Now, in the case of lost realizations, we have

$W_{i+1} = W - \gamma ( W_i - (S_i^\ast)^T(m,N-1) C^{-1}(m,m) H(m,N-1) )$,

where it is clear that the increment

$(S_i^\ast)^T(m,N-1) C^{-1}(m,m) H(m,N-1) ) \in \Re^{N-1 \times N-1}$

So, we can not compute updates to $W_i$ for the row and columns corresponding to the lost realizations, and this is the argument for entirely removing all lost realizations and defining a new $W^\ast \in \Re^{(N-1)\times (N-1)}$ in the case of on lost realization.

For IES, we will only compute the update in the space spanned by the initial `surviving' realizations.

We only compute one update for ES, and the situation is the same as for IES.

For ESMDA, the situation changes. Here, you compute increments to the previous update, so $X_{i+1}=X_i W_i $. Thus, if you lose a realization at iteration $i$, we will remove it from the continued iterations, but the other realizations will still contain the impact of this realization through the previous MDA updates.

Maybe we are all talking around each other, and it would be helpful to discuss on a blackboard.

[Blunde1]

Thanks, @geirev

For ESMDA, the situation changes. Here, you compute increments to the previous update, so $X_{i+1} = X_iW_i$. Thus, if you lose a realization at iteration, we will remove it from the continued iterations, but the other realizations will still contain the impact of this realization through the previous MDA updates.

I believe this is the case also with IES. It follows from Equation 22 in the reference paper, on how to update a realization $j$ at iteration $i$ of a "weight" $w_j^{i+1}$ as a function of $wj^i$, $\overline{G}_{i}$, $A$, and $C{dd}$.

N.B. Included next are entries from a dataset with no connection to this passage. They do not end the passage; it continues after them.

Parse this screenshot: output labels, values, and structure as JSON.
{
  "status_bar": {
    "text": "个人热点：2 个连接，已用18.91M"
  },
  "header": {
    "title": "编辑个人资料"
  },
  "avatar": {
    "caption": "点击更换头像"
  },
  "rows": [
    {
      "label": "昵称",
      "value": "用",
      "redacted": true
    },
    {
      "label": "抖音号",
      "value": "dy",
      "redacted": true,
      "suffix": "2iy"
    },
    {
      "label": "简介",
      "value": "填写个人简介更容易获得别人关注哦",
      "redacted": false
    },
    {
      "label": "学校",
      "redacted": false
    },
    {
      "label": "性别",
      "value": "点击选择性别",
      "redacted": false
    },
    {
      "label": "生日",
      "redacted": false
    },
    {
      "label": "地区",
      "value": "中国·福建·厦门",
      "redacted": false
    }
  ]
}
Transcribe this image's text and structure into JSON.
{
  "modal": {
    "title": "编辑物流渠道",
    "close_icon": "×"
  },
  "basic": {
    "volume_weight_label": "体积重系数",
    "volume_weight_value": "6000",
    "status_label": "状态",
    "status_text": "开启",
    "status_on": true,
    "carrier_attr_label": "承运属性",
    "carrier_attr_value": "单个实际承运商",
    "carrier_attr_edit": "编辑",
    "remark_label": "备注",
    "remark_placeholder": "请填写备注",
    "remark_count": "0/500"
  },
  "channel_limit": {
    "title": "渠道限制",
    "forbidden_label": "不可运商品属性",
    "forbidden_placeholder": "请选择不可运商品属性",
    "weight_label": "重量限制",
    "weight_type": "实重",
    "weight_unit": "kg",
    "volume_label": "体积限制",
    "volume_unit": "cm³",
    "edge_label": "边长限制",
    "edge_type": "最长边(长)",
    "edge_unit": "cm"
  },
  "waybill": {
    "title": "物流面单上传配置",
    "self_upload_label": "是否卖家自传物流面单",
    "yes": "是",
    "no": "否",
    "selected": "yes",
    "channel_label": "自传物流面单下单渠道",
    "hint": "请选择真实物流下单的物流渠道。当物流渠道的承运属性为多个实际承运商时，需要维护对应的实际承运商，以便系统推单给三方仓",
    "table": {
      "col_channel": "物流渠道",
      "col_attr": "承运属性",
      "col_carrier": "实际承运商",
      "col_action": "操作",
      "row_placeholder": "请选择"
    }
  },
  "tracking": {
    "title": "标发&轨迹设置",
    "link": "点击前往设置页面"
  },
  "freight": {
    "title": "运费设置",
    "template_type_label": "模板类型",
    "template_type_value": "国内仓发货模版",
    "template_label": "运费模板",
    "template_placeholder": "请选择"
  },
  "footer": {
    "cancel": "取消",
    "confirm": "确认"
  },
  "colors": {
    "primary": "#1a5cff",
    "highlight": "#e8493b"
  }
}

I think we fully agree that $\overline{G}_i$ can only be estimated from living realizations.

I think we do not agree on $S^\ast$. From definitions, working backwards

• Eq. 38 defining $S_i^\ast$: $S_i^\ast = Y_i^\ast \Omega_i^{\ast-1}$.
• Eq. 31 defining $\Omega_i^\ast$: $A_i^\ast = A\Omega_i^\ast$. Note that $A$ is the original prior ensemble.
• Eq. 31 defining $A_i^*$: $A_i^\ast = c(X_i^\ast)$.

We use the full $A$ even though we base $\overline{G}_i^\ast$ on only living realizations.

So, we can not compute updates to $W_i$ for the row and columns corresponding to the lost realizations.

We cannot compute updates to the columns of $W_i$ corresponding to failing realizations. The rows are a different matter. They hold the information on previous computations leading to $W_i$ for all columns, also for living realizaitons.

Edit: But I agree on moving this discussion to a blackboard if we still do not agree.

[geirev]

You want to retain the information from previous iterations in the IES coming from failed realizations.

You must then work with a rectangular $W_i^\ast$ and $\Omega^\ast$. I will need to spend time on the algorithm to comprehend what this implies fully. E.g., how do you define $S^\ast_i = Y^\ast_i (\Omega^\ast_i)^{-1}$ when $\Omega^\ast_i$ is a rectangular matrix? The columns in $S$ are scaled versions of the columns in $Y$.

I am curious whether this approach will improve the results compared to abandoning lost realizations, but an implementation and comparison would help.

An alternative could be built on the following redefinition of the IES algorithm:

$X_0$ $X_1=X_0 T_1$ $X_2=X_0 T_2 = X_1 T_1^{-1} T_2 = X_1 T_2^\ast$ $X_3=X_0 T_3 = X_2 T_2^{-1} T_3 = X_2 T_3^\ast$ and so on.

Then, we compute the updates $X_{i+1}$ from the previous iterate $X_i$, and the algorithm will carry forward the information from the previous iterations, just like in the ESMDA.

Let's look at this on the blackboard at the next occasion.